Sans attendre la réponse, Cob a imprimé sa liste.
Une centaine de romans édités entre 1982 et 1985. Littérature de gare. Verhœven parcourt les titres. De l’espionnage — Sans nouvelles de l’Agent TX, L’Agent TX face à l’Abwehr, Maldonne et atout, Le Sourire de l’espion, Nom de code : « Océan »… — , du policier — Rififi à Malibu, Cause toujours tu m’intéresses, Balles de jour pour belles de nuit, Dans la peau d’un autre… — , du roman sentimental — Christelle adorée, Un cœur si pur, Pour en finir avec l’amour…
— La spécialité de Bilban a consisté d’abord à racheter des copyrights et à les commercialiser avec de nouveaux titres.
Cob a parlé, comme toujours, sans regarder Camille, en continuant de taper sur ses claviers.
— Tu as des noms ?
— Seulement le gérant, Paul-Henry Vaysse. Il avait des parts dans plusieurs petites sociétés mais gérait personnellement Bilban. Il a déposé le bilan et n’apparaît plus dans des affaires d’édition jusqu’à sa mort en 2001. Pour le reste, je suis dessus.
— J’ai !
Camille accourt.

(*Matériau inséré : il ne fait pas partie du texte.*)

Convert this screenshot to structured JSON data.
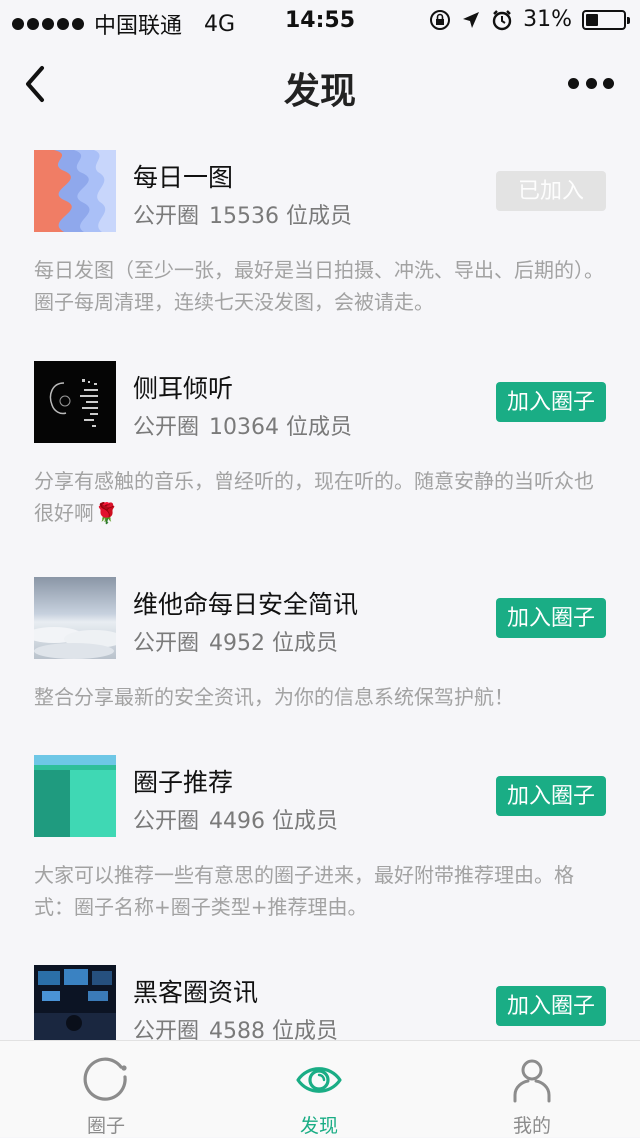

Il est le premier arrivé.
— Enfin, je crois… Attends…
Cob continue de taper d’un clavier sur l’autre, des pages se succèdent sur les deux écrans.
— C’est quoi ? demande Camille avec impatience.
Le Guen et Louis les ont rejoints et devant les autres qui font quelques pas pour s’approcher, Verhœven interrompt de justesse un geste d’agacement.
— On s’en occupe, continuez votre boulot.
— Un registre des employés de Bilban. Je ne les ai pas tous. J’en ai trouvé six.
Une fiche apparaît sur l’écran. Une liste à six colonnes avec nom, adresse, date de naissance, numéro de Sécurité sociale, date d’entrée dans l’entreprise et date de sortie. 6 lignes.
— Maintenant, lâche Cob en se reculant sur sa chaise et en se massant les reins, je ne sais pas comment tu veux faire.
— Imprime-moi ça.
Cob désigne simplement la machine sur laquelle s’impriment quatre copies de l’état.
— Tu as trouvé ça comment ? demande Louis.
— Ce serait trop long à t’expliquer. Je n’avais pas toutes les autorisations. J’ai dû faire plusieurs fois le tour, si tu vois ce que je veux dire.